La digitalización sigue siendo uno de los principales desafíos para las pequeñas y medianas empresas en Chile. Aunque la necesidad de modernizar procesos es ampliamente reconocida, muchas pymes aún buscan soluciones que no impliquen altos costos ni una complejidad difícil de gestionar. En este escenario, la firma electrónica avanzada se ha consolidado como un primer paso concreto para optimizar la operación diaria sin alterar la dinámica del negocio.
Las pymes representan un amplio porcentaje del total de empresas en Chile y cumplen un rol clave en la generación de empleo y actividad económica, según datos del Ministerio de Economía.

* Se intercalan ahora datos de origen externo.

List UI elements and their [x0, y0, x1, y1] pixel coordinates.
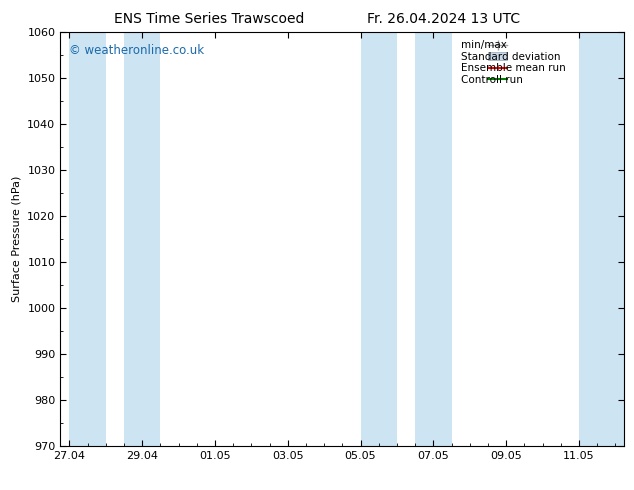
Text: ENS Time Series Trawscoed: ENS Time Series Trawscoed — [114, 12, 304, 26]
Y-axis label: Surface Pressure (hPa): Surface Pressure (hPa) — [11, 176, 22, 302]
Legend: min/max, Standard deviation, Ensemble mean run, Controll run: min/max, Standard deviation, Ensemble me… — [486, 37, 619, 88]
Bar — [579, 32, 624, 446]
Bar — [361, 32, 397, 446]
Bar — [69, 32, 106, 446]
Bar — [415, 32, 451, 446]
Bar — [124, 32, 160, 446]
Text: © weatheronline.co.uk: © weatheronline.co.uk — [68, 44, 204, 57]
Text: Fr. 26.04.2024 13 UTC: Fr. 26.04.2024 13 UTC — [367, 12, 521, 26]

Sin embargo, su nivel de adopción tecnológica sigue siendo heterogéneo, especialmente en ámbitos como la gestión documental, los contratos y los procesos de validación interna.
Uno de los principales obstáculos es la carga administrativa asociada al uso de documentos en papel: tiempos de impresión, traslados para firmas presenciales, archivado físico y dificultades para el seguimiento de versiones. Estos factores impactan directamente en la eficiencia y en la capacidad de respuesta frente a clientes, proveedores y colaboradores.
Frente a este panorama, la firma electrónica avanzada aparece como una herramienta accesible y de implementación gradual. Permite formalizar contratos, cerrar acuerdos comerciales y gestionar documentación interna de forma remota, con respaldo legal y altos estándares de seguridad.
En los últimos años, han surgido plataformas que facilitan este proceso para las pymes, ofreciendo modelos flexibles y adaptados a distintos niveles de uso. Un ejemplo es GRUP, la plataforma de firma electrónica avanzada desarrollada por ecert, que permite a las empresas firmar documentos en línea, custodiar archivos digitales y enviar documentos a terceros para su firma.
Este tipo de soluciones se estructura a través de planes escalables, pensados para acompañar el crecimiento de las organizaciones. Existen alternativas orientadas a empresas que recién comienzan a digitalizar sus procesos, con firmas individuales ilimitadas y custodia básica de documentos; planes intermedios para pymes con mayor volumen de contratos y participación de terceros; y opciones más avanzadas para organizaciones que requieren mayores niveles de almacenamiento, más firmantes mensuales o integraciones con otros sistemas mediante API.
La lógica detrás de estos modelos es clara: permitir que las pymes avancen en digitalización a su propio ritmo, incorporando nuevas capacidades según sus necesidades reales, sin asumir inversiones desproporcionadas ni soluciones sobredimensionadas.
La transformación digital de las pymes no requiere necesariamente grandes proyectos ni cambios abruptos. Iniciar este proceso con herramientas simples, como la firma electrónica avanzada, permite mejorar la eficiencia operativa, reducir costos administrativos y fortalecer la seguridad jurídica de las operaciones. Para las empresas en Santiago y en todo Chile, adoptar soluciones flexibles y escalables se ha convertido en una forma efectiva y sostenible de enfrentar los desafíos tecnológicos del entorno actual.